JARED: I can’t, I’m emo. We don’t smile.
KAREN: Uh, okay. Pose, then. We’re on the red carpet!
JARED: Yay. (Shuffles awkwardly) Hey, you look nice.
KAREN: Thanks. So do you… do you always dress like that?
JARED: Like what?
KAREN: Like a skinny doorman?
JARED: It’s not “doorman.” It’s “emo.” I’m not just an actor, see. I sing for this band called 30 Seconds to Mars.
KAREN: Totally. So, how did you get so skinny?
KAREN: You’re skinnier than me. What the hell is up with that? It makes me look bad. (Thinking) Y’know, my mother is going to call me tonight after she watches the broadcast and tell me to stop eating. Again.
JARED: You might just try some kombucha. Try it every morning. You’ll poop all the time and won’t get the munchies. Seriously. Your legs will be like twigs in two weeks.
KAREN: They’re already twigs. I drink my mother’s dieter’s tea four times a day. It’s disgusting. You really drink that stuff?
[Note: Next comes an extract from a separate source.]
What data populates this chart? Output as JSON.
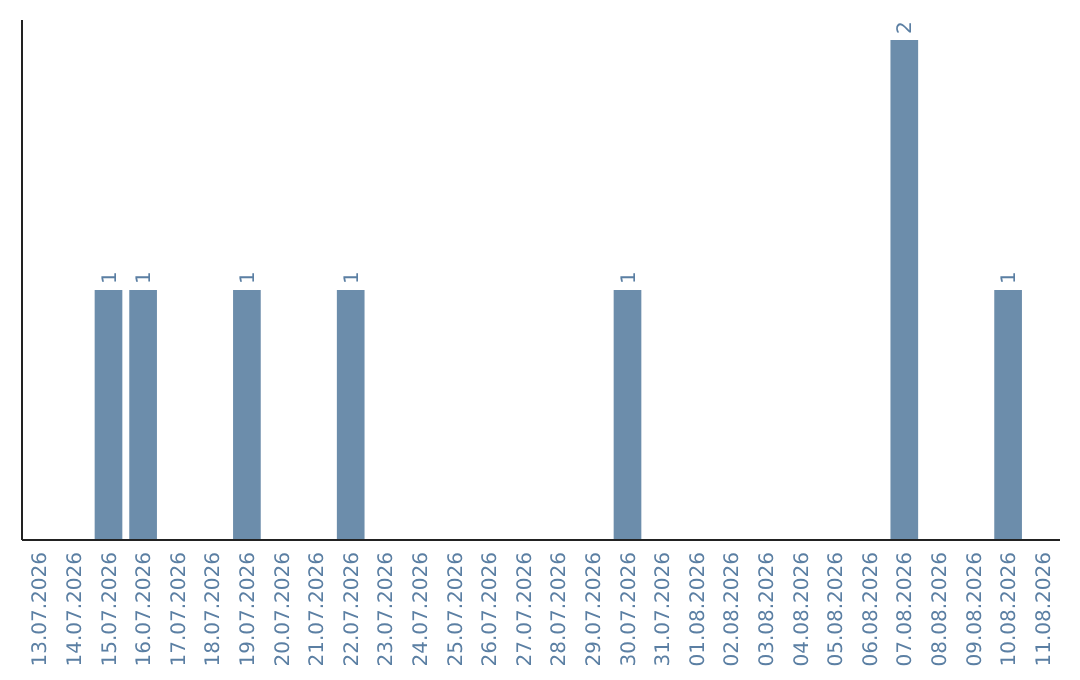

JARED: Look at these legs. What do you think?
KAREN: Kombucha it is.
JARED: Have you given up rice?
KAREN: No. I–
JARED: Karen, rice is carbs. Come on now, you know better than that! Try substituting water for rice.
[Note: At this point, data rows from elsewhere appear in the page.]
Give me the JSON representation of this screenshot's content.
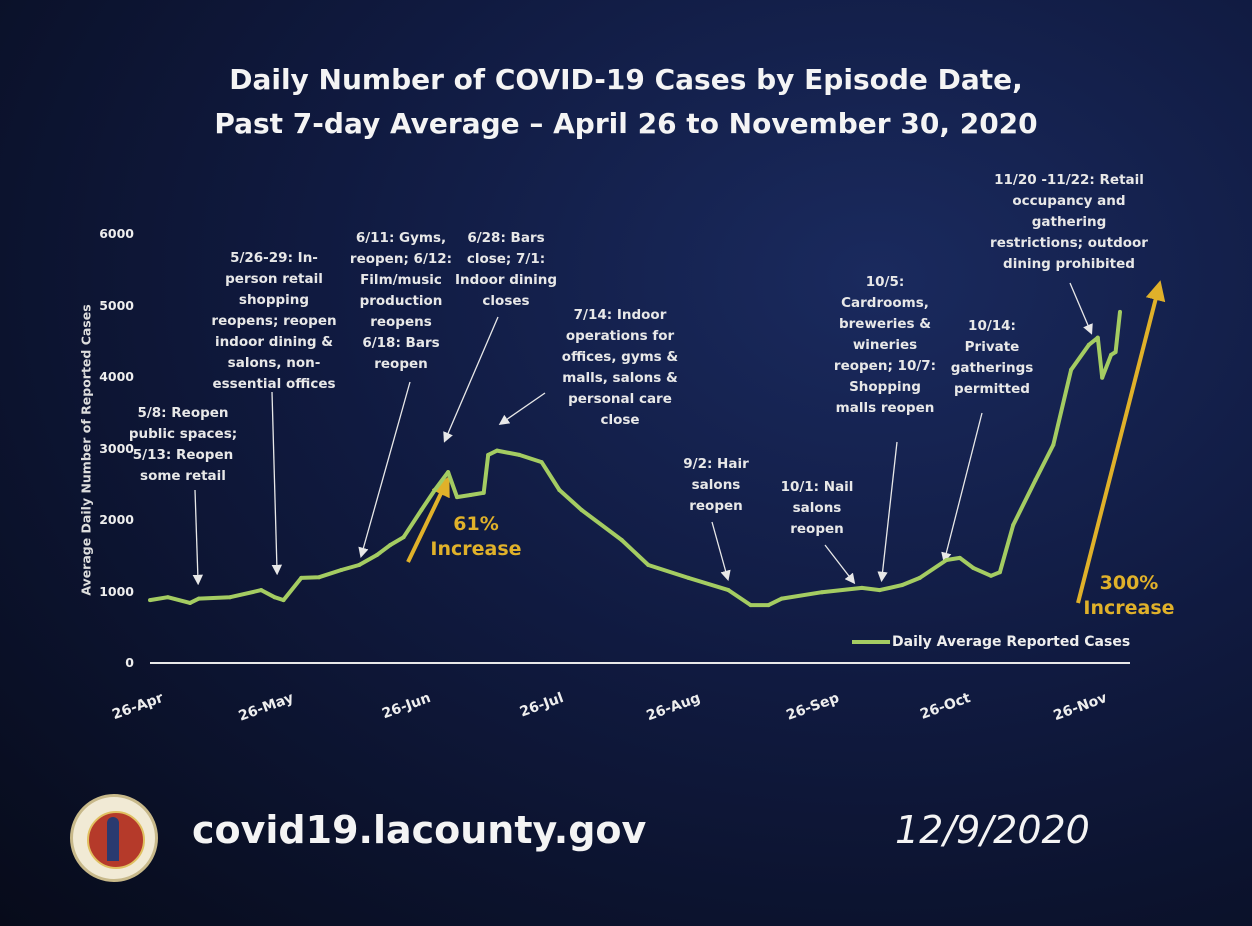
{
  "title_lines": [
    "Daily Number of COVID-19 Cases by Episode Date,",
    "Past 7-day Average – April 26 to November 30, 2020"
  ],
  "footer": {
    "url": "covid19.lacounty.gov",
    "date": "12/9/2020",
    "logo_text": "COUNTY OF LOS ANGELES CALIFORNIA"
  },
  "chart_data": {
    "type": "line",
    "title": "Daily Number of COVID-19 Cases by Episode Date, Past 7-day Average – April 26 to November 30, 2020",
    "xlabel": "",
    "ylabel": "Average Daily Number of Reported Cases",
    "ylim": [
      0,
      6000
    ],
    "yticks": [
      "0",
      "1000",
      "2000",
      "3000",
      "4000",
      "5000",
      "6000"
    ],
    "xticks": [
      "26-Apr",
      "26-May",
      "26-Jun",
      "26-Jul",
      "26-Aug",
      "26-Sep",
      "26-Oct",
      "26-Nov"
    ],
    "xlim": [
      "2020-04-26",
      "2020-11-30"
    ],
    "grid": false,
    "legend_position": "bottom-right",
    "colors": {
      "line": "#a4cc62",
      "increase": "#e0b12a",
      "annotation": "#e8e8e8"
    },
    "series": [
      {
        "name": "Daily Average Reported Cases",
        "x": [
          "2020-04-26",
          "2020-04-30",
          "2020-05-05",
          "2020-05-07",
          "2020-05-14",
          "2020-05-21",
          "2020-05-24",
          "2020-05-26",
          "2020-05-30",
          "2020-06-03",
          "2020-06-08",
          "2020-06-12",
          "2020-06-16",
          "2020-06-19",
          "2020-06-22",
          "2020-06-26",
          "2020-06-29",
          "2020-07-02",
          "2020-07-04",
          "2020-07-07",
          "2020-07-10",
          "2020-07-11",
          "2020-07-13",
          "2020-07-18",
          "2020-07-23",
          "2020-07-27",
          "2020-08-01",
          "2020-08-10",
          "2020-08-16",
          "2020-08-25",
          "2020-09-03",
          "2020-09-08",
          "2020-09-12",
          "2020-09-15",
          "2020-09-24",
          "2020-10-03",
          "2020-10-07",
          "2020-10-12",
          "2020-10-16",
          "2020-10-22",
          "2020-10-25",
          "2020-10-28",
          "2020-11-01",
          "2020-11-03",
          "2020-11-06",
          "2020-11-11",
          "2020-11-15",
          "2020-11-19",
          "2020-11-23",
          "2020-11-25",
          "2020-11-26",
          "2020-11-28",
          "2020-11-29",
          "2020-11-30"
        ],
        "y": [
          880,
          920,
          840,
          900,
          920,
          1020,
          920,
          880,
          1190,
          1200,
          1300,
          1370,
          1510,
          1650,
          1760,
          2140,
          2420,
          2670,
          2320,
          2350,
          2380,
          2910,
          2970,
          2910,
          2810,
          2420,
          2140,
          1720,
          1370,
          1190,
          1020,
          810,
          810,
          900,
          990,
          1050,
          1020,
          1090,
          1190,
          1440,
          1470,
          1330,
          1220,
          1270,
          1930,
          2560,
          3050,
          4100,
          4450,
          4550,
          3990,
          4310,
          4350,
          4910
        ]
      }
    ],
    "annotations": [
      {
        "text": "5/8: Reopen\npublic spaces;\n5/13: Reopen\nsome retail"
      },
      {
        "text": "5/26-29: In-\nperson retail\nshopping\nreopens; reopen\nindoor dining &\nsalons, non-\nessential offices"
      },
      {
        "text": "6/11: Gyms,\nreopen; 6/12:\nFilm/music\nproduction\nreopens\n6/18: Bars\nreopen"
      },
      {
        "text": "6/28: Bars\nclose; 7/1:\nIndoor dining\ncloses"
      },
      {
        "text": "7/14: Indoor\noperations for\noffices, gyms &\nmalls, salons &\npersonal care\nclose"
      },
      {
        "text": "9/2: Hair\nsalons\nreopen"
      },
      {
        "text": "10/1: Nail\nsalons\nreopen"
      },
      {
        "text": "10/5:\nCardrooms,\nbreweries &\nwineries\nreopen; 10/7:\nShopping\nmalls reopen"
      },
      {
        "text": "10/14:\nPrivate\ngatherings\npermitted"
      },
      {
        "text": "11/20 -11/22: Retail\noccupancy and\ngathering\nrestrictions; outdoor\ndining prohibited"
      }
    ],
    "increase_labels": [
      {
        "text": "61%\nIncrease"
      },
      {
        "text": "300%\nIncrease"
      }
    ]
  }
}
KAREN: But that’s just water!
JARED: Honey. Honey. With a little soy sauce, it’s soy water, not just water! You need to start thinking of the glass half full.
KAREN: What do you mean, glass half full? I thought you were emo…?
JARED: I am emo about other things. But in terms of hunger, I am always half full.
KAREN: You’re confusing me.
JARED: I’m an actor.
KAREN: God help me, somebody please take this picture.